A segurança é enquadrada nas ciências empíricas, especificamente uma ciência factual cultural (Rickert), conforme descrita por Enrique Fentanes,[6] embora outros autores a enquadrem nas ciências sociais "uma vez que envolve o desenvolvimento de comportamentos sociais ligados à proteção das pessoas, suas propriedades, seus direitos",[7] nesta perspectiva também é entendida como uma ciência interdisciplinar, uma vez que inclui conhecimentos de direito e criminalística, criminologia, investigação científica do crime[8] (entre outras áreas de conhecimento) focado na proteção.
A abordagem que busca a segurança é a da gestão de riscos (focada principalmente na prevenção), que difere, por exemplo, do direito, que é a ordem normativa do comportamento humano na sociedade. Esta comparação não é menor, visto que é comum a confusão onde profissionais do direito (advogados, juízes, procuradores) assumem competências típicas das Ciências de Segurança, gerando o traçado de políticas públicas sem levar em conta questões como a análise de risco ou o conhecimento empírico dos profissionais de Segurança. Isto, no entanto, é algo considerado por diferentes regulamentações, onde em certos países é necessário um título de qualificação para realizar tarefas de segurança.[9][10].

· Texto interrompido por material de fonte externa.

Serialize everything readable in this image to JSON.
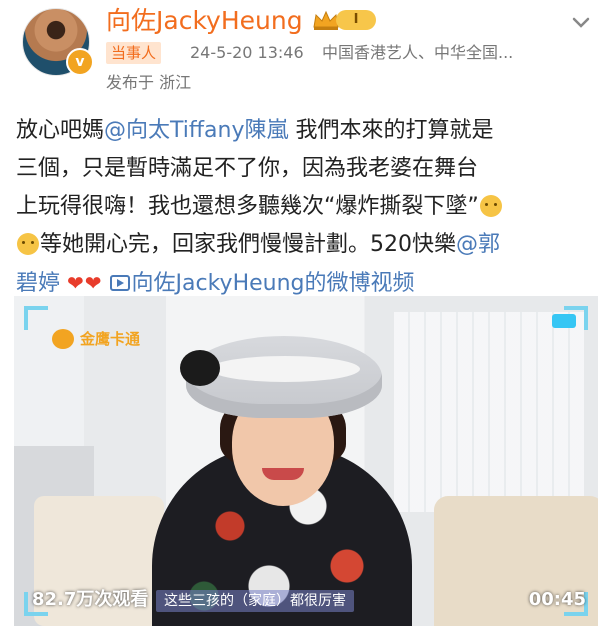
{
  "post": {
    "author": "向佐JackyHeung",
    "level_badge": "I",
    "tag": "当事人",
    "timestamp": "24-5-20 13:46",
    "author_desc": "中国香港艺人、中华全国...",
    "location": "发布于 浙江",
    "lines": [
      [
        "放心吧媽",
        "@向太Tiffany陳嵐",
        " 我們本來的打算就是"
      ],
      [
        "三個，只是暫時滿足不了你，因為我老婆在舞台"
      ],
      [
        "上玩得很嗨！我也還想多聽幾次“爆炸撕裂下墜”"
      ],
      [
        "等她開心完，回家我們慢慢計劃。520快樂",
        "@郭"
      ],
      [
        "碧婷",
        "向佐JackyHeung的微博视频"
      ]
    ],
    "hearts": "❤❤",
    "avatar_badge": "v"
  },
  "video": {
    "channel_logo": "金鹰卡通",
    "views": "82.7万次观看",
    "subtitle": "这些三孩的（家庭）都很厉害",
    "duration": "00:45"
  },
  "colors": {
    "brand_orange": "#f26d1e",
    "link_blue": "#4a7ab8",
    "frame_cyan": "#7ad3ee"
  }
}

Na tradição realista das Relações Internacionais, a segurança é um estado intimamente relacionado com a guerra e a sua ameaça, especificamente a ameaça à sobrevivência do estado como ator principal a nível internacional.[11].

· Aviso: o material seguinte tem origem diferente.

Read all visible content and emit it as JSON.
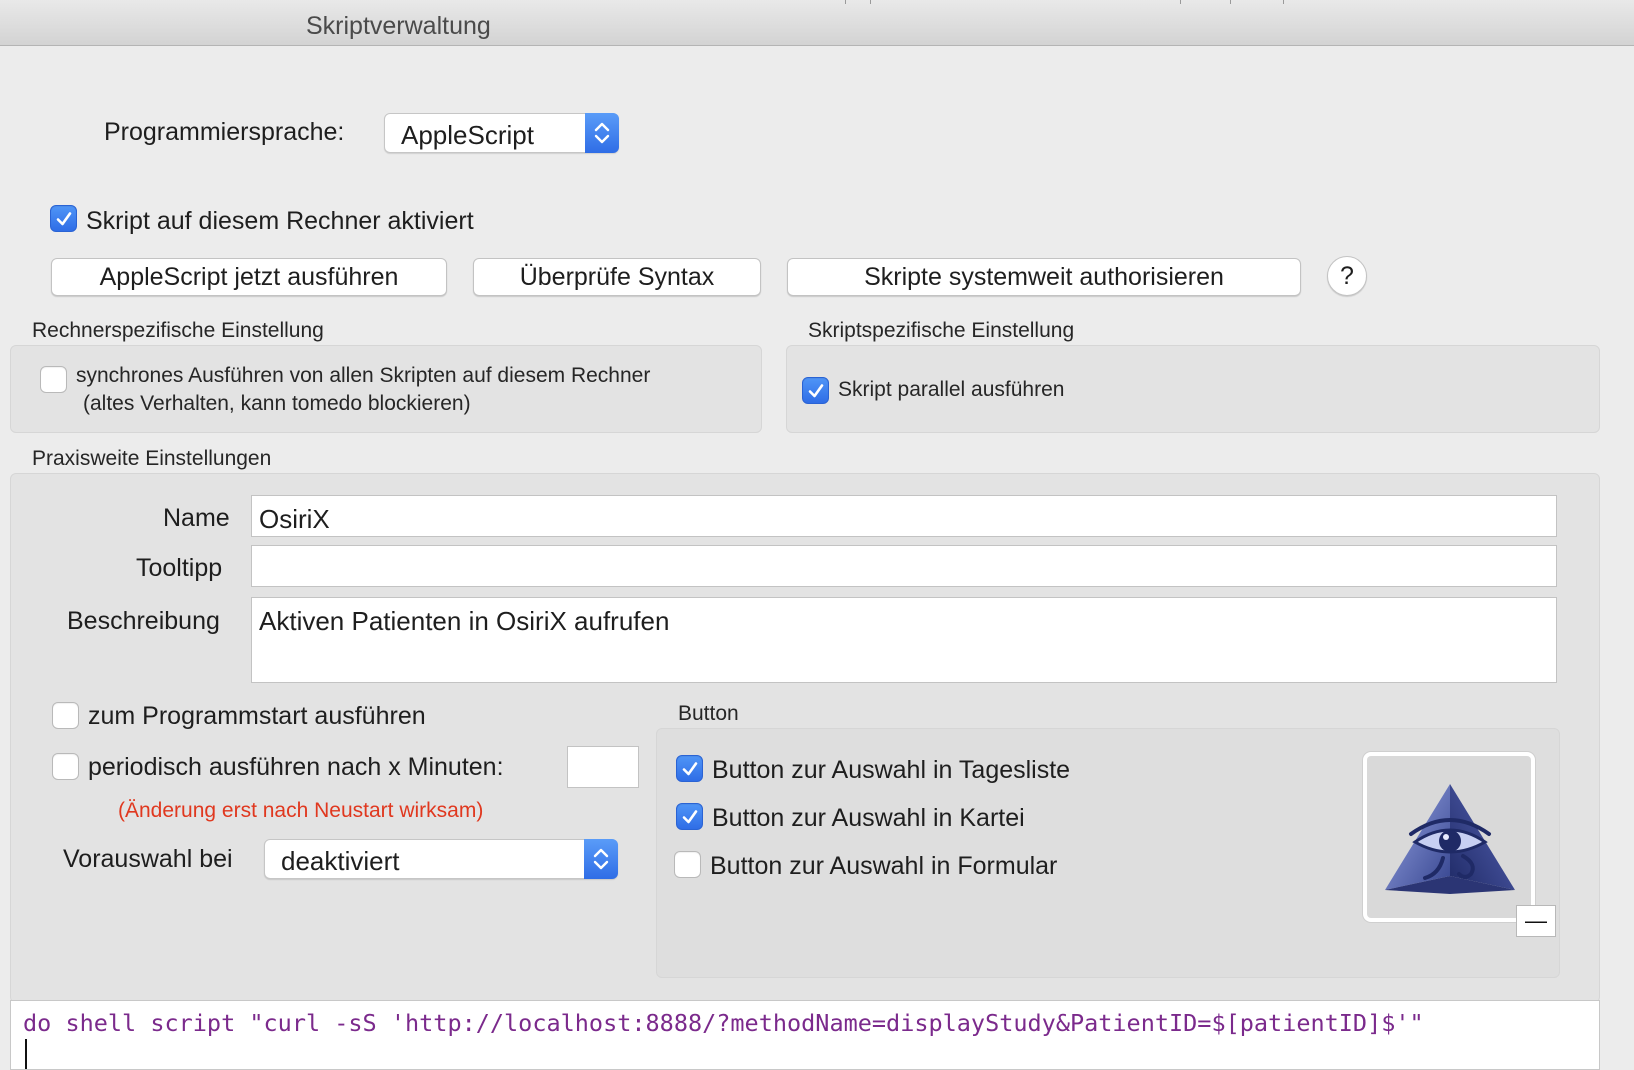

Arnold Wolfers (1962), um académico realista, definiu duas faces do conceito de segurança: «A segurança no sentido objectivo mede a ausência de ameaças aos valores adquiridos; no sentido subjetivo, a ausência de medo de que esses valores possam ser destruídos. Estar seguro seria, portanto, estar livre de medos e, ao mesmo tempo, livre de necessidades.

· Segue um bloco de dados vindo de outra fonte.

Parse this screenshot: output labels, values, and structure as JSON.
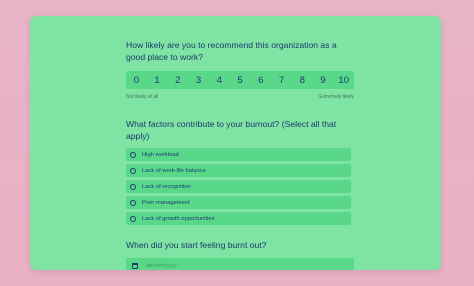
{
  "survey": {
    "q1": {
      "title": "How likely are you to recommend this organization as a good place to work?",
      "scale": [
        "0",
        "1",
        "2",
        "3",
        "4",
        "5",
        "6",
        "7",
        "8",
        "9",
        "10"
      ],
      "low_label": "Not likely at all",
      "high_label": "Extremely likely"
    },
    "q2": {
      "title": "What factors contribute to your burnout? (Select all that apply)",
      "options": [
        {
          "label": "High workload"
        },
        {
          "label": "Lack of work-life balance"
        },
        {
          "label": "Lack of recognition"
        },
        {
          "label": "Poor management"
        },
        {
          "label": "Lack of growth opportunities"
        }
      ]
    },
    "q3": {
      "title": "When did you start feeling burnt out?",
      "placeholder": "dd/mm/yyyy",
      "icon": "calendar-icon"
    }
  },
  "colors": {
    "page_background": "#e9b2c6",
    "card": "#7fe3a4",
    "field": "#5ad88a",
    "text": "#1d3a6e"
  }
}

Assim, segurança é, a priori, um conceito com conotações positivas, mas quem define as necessidades? Quem define os medos? Tradicionalmente, os estudiosos clássicos entendiam que a segurança, para perpetuar a sua existência, era o objetivo a que aspiravam os Estados, o que motivava o seu comportamento e estratégias nas relações internacionais. Os Estados eram vistos como os únicos atores intervenientes na cena internacional e, portanto, eram os seus interesses que determinavam as ações internacionais. Esta abordagem alude à segurança nacional como principal motivação dos atores. Uma abordagem transnacional centrar-se-á também nos Estados como actores principais, mas, ao mesmo tempo, tentará promover a segurança internacional como o objectivo desejável da comunidade internacional. É também por isso que os conceitos “segurança” e “paz” são frequentemente encontrados juntos no jargão das Nações Unidas. A favor da segurança internacional, o órgão máximo de decisão da ONU chama-se Conselho de Segurança, uma vez que a sua principal missão é garantir a paz e a segurança.
Esta concepção centrada nos Estados tem sido a predominante nas relações internacionais, tanto como disciplina académica como como esfera de acção dos próprios Estados. Mas definir um conceito tão amplo e com tanta carga política e histórica como “segurança” seria uma tarefa utópica se o que pretendemos é encontrar uma fórmula mágica a-histórica e descontextualizada passe-partout. É evidente que a ideia de ‘segurança’ para um trabalhador filipino no Qatar será bastante diferente da do ministro dos Negócios Estrangeiros japonês ou da de um reformado grego.
A forma como a segurança é conceptualizada ou que adjetivo acompanha a “segurança” (nacional, internacional, humana, alimentar, ambiental, etc.) influencia as políticas de segurança e defesa, mas também, e nomeadamente, as políticas de privacidade e as leis internas de regulação cidadã dos estados ou as leis de segurança pública. Actualmente, com a globalização da violência organizada, a segurança humana perde-se em favor de uma ênfase renovada na Segurança Interna. Agora a nossa segurança não é ameaçada além das fronteiras, mas sim pelo vizinho, pelo transeunte que nos cruza, pelo computador de casa.
Mas existe uma discórdia entre o conceito de segurança percebido pelas administrações e governos e o que a população em geral entende? Esta divergência significa que as ameaças que afectam directamente o bem-estar imediato da população, como o desemprego ou a pobreza, são deslocadas não só como até agora nas políticas clássicas de defesa e militares, mas também nos assuntos internos do país. Isto também gera um debate não resolvido sobre a responsabilidade de proteger, uma nova forma que justificaria intervenções militares no estrangeiro como o que Michael Walzer chama de “guerras justas”. O termo também assumiu especial importância política como parte do papel e do discurso ocidental no cenário internacional desde o século XIX.[12][13].